Bei Einführung der deutschen Rechtschreibreform wurde versprochen, vieles werde vereinfacht; so wurde zum Beispiel «nummerieren» mit zwei m endlich legalisiert, wie es zuvor schon Generationen von SchülerInnen geschrieben hatten. Doch weil diese elende Grammatik nun mal nicht ganz ohne Fallstricke auskommt, stolperte die «SonntagsZeitung» über die «nummerische Ausgewogenheit». Was, summarisch betrachtet, niemandem Kummer macht.
Karin Hoffsten

Tiefe

Der Kanton Zürich vermietet übrigens Parkplätze in einer «Unterniveau-Garage». Der Zielgruppe des Partnersuchportals Elite-Partner – «für Akademiker und Singles mit Niveau» – wird von einer Benutzung dringend abgeraten.
Karin Hoffsten

Langohrige

Die «Zeit» berichtet von einem aufstrebenden Musiker Folgendes: «Seinen Anfang nimmt Faber vor Sophie Hungers Haus, in Zürich 2013. Der damals 20-jährige hat die Songwriterin kurz zuvor auf einem Konzert der Mundartband Stiller Haas auf dem Zürcher Lindenhof für sich entdeckt.» Dass der Haas still sei, möchten wir auch dann, wenn es sich um einen Bischof handelt.
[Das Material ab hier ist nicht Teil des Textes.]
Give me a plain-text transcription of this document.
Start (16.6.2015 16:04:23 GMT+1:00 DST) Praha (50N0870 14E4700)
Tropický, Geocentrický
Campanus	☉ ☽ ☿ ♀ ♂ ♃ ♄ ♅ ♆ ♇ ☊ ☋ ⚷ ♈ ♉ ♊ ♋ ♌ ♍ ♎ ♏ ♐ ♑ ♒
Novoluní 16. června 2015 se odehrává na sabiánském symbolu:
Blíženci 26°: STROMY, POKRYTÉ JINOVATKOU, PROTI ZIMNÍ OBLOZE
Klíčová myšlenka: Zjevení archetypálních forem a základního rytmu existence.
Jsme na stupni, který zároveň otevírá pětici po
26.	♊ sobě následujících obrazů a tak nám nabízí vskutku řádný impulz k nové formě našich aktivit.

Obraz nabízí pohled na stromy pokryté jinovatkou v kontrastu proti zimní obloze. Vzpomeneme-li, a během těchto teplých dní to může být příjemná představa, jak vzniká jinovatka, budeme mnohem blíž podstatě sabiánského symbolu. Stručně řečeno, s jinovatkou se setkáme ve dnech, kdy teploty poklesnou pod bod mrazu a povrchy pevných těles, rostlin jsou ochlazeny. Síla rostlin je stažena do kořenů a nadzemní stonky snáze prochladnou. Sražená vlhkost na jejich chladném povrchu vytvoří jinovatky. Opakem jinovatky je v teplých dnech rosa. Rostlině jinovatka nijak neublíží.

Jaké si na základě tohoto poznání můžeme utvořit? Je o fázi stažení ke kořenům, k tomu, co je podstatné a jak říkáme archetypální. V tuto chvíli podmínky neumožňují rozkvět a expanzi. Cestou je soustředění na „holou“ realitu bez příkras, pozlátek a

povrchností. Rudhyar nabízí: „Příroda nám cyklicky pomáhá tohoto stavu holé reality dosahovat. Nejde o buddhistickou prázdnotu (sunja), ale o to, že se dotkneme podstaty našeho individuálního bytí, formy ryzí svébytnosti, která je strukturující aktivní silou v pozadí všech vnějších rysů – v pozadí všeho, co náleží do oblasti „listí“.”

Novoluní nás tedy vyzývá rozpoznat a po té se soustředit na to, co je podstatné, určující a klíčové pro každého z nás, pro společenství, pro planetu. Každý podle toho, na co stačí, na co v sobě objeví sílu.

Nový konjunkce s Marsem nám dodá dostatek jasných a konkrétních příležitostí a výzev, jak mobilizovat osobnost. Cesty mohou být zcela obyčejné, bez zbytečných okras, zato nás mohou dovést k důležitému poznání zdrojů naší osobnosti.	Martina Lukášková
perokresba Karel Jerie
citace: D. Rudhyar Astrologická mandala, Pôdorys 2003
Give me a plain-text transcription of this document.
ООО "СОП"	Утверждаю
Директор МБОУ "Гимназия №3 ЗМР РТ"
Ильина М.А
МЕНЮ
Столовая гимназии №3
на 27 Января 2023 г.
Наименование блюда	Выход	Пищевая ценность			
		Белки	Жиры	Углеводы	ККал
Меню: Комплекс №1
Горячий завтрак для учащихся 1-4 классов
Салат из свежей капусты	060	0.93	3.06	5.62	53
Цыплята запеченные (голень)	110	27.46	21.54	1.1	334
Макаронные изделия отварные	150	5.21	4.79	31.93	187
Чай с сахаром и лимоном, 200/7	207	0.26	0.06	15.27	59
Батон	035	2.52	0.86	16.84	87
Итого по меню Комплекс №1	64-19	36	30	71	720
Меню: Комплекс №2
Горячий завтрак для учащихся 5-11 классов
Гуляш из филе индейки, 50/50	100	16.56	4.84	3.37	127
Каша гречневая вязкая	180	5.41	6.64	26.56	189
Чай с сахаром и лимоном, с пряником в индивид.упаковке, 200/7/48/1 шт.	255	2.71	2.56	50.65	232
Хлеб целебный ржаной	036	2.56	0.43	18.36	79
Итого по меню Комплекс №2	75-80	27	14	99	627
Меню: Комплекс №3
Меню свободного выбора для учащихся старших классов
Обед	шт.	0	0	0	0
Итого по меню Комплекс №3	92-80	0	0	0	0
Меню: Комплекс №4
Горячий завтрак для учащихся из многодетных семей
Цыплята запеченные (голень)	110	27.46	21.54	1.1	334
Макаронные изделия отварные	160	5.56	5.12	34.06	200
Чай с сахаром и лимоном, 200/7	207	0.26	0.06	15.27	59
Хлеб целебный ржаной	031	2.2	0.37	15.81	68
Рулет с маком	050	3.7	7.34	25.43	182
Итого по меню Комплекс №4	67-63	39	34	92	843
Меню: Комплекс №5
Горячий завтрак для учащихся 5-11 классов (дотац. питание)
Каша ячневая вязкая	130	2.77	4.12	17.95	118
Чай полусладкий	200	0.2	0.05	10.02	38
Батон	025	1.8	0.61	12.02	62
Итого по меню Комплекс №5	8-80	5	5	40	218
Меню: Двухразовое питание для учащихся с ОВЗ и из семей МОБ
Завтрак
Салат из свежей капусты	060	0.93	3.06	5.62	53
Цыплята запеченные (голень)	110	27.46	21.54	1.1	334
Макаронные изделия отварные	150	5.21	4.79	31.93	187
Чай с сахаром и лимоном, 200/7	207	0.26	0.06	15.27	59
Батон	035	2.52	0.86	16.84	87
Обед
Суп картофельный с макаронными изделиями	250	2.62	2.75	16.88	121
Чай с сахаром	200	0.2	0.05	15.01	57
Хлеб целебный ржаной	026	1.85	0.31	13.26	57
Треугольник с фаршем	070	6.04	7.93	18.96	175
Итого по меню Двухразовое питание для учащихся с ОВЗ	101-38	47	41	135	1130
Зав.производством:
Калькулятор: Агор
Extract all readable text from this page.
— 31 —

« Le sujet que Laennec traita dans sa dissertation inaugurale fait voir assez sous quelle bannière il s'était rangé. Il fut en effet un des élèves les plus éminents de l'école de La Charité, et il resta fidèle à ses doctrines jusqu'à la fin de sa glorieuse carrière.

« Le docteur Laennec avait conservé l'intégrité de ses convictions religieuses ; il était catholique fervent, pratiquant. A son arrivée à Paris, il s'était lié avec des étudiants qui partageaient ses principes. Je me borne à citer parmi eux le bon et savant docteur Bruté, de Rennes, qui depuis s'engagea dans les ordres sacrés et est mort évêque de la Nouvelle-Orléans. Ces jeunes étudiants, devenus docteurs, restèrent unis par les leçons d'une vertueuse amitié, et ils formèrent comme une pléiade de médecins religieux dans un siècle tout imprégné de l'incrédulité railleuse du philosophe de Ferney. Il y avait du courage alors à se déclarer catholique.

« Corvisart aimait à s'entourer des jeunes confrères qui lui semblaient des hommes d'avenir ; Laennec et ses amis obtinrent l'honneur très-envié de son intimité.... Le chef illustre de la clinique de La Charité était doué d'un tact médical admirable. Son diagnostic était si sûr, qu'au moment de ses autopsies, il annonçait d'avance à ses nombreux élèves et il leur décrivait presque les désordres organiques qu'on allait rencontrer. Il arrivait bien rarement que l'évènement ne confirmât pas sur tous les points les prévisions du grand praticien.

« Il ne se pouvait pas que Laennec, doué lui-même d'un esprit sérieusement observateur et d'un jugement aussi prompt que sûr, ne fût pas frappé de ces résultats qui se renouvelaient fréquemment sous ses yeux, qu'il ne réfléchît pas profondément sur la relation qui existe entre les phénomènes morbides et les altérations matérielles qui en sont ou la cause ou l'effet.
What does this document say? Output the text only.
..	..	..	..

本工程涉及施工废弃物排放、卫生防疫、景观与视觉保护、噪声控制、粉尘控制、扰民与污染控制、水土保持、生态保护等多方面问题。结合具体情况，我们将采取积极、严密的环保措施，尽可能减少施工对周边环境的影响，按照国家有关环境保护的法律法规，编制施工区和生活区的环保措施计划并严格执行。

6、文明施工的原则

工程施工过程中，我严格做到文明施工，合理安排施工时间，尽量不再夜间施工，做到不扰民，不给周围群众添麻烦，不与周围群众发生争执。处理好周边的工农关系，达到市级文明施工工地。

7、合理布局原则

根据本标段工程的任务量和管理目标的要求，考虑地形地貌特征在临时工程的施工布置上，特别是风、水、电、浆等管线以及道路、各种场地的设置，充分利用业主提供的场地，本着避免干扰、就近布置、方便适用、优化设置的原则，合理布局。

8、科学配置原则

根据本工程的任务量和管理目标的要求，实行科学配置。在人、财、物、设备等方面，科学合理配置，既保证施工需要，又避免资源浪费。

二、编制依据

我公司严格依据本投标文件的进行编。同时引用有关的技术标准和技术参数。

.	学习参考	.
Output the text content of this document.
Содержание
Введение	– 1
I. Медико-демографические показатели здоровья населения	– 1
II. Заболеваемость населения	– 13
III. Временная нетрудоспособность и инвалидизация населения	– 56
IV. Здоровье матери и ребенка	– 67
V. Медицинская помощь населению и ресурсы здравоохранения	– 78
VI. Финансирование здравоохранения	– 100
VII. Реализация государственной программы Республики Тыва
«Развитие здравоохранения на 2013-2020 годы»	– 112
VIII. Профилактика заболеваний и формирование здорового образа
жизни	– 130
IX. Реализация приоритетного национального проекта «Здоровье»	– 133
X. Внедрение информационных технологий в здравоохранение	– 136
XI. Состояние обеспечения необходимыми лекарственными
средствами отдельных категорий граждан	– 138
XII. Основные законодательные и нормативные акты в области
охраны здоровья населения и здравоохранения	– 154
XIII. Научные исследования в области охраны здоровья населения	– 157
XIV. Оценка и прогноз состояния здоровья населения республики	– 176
Sollte also Stiller Has lautstark gegen allfällige Verwechslungen protestieren, hätten wir volles Verständnis.
Jürg Fischer

Geschonte

Keine ausgestellten Ohren haben Kobras. Doch zum Glück haben Cobra-Trams Aussenspiegel, weniger wegen des Rückwärtsfahrens, das tun sie selten, als um der Beobachtung des Geschehens an den Haltestellen willen. Jedenfalls ist seit vielen Jahren auf dem Tramdepot direkt neben der WOZ-Redaktion ein Schild mit diesem Text angebracht: «Cobra Aussenspiegel Ein-Fahren (eingezogen ins Gebäude fahren)». Schon oft haben wir gerätselt, wie es zu der etwas ausgefallenen Ausdrucksweise gekommen ist. Wir neigen zur Ansicht, dass es den angesprochenen ChauffeurInnen genauso geht und dass dadurch ihre Aufmerksamkeit erhöht ist und die Aussenspiegel schleunigst ein-gefahren werden.
Jürg Fischer

Planetarische

Unter KöchInnen umstritten ist, ob es zum Kochen einen richtig guten Wein braucht oder ob es auch ein billiger tut. Drum sei unserem Leser G. verziehen, dass er sich nicht im Fachhandel, sondern beim Discounter Denner umschaute, wo er allerdings statt seines gewohnten Fendants in Literqualität ein Produkt mit dem schlichten Namen «Weisswein» vorfand. Neugierig, wo denn dieser herkomme, fand er auf dem Etikett die Bezeichnung «pays de production de l’hémisphère sud ou nord». Wow, das wird endlich mal ein Wein sein, der zu jeder Gelegenheit passt und überdies nicht diese lästigen Qualitätsschwankungen aufweist. Ausserdem ist die Bezeichnung wohl nüchterner, als wenn geschrieben steht, der Wein sei flüssige Sonne.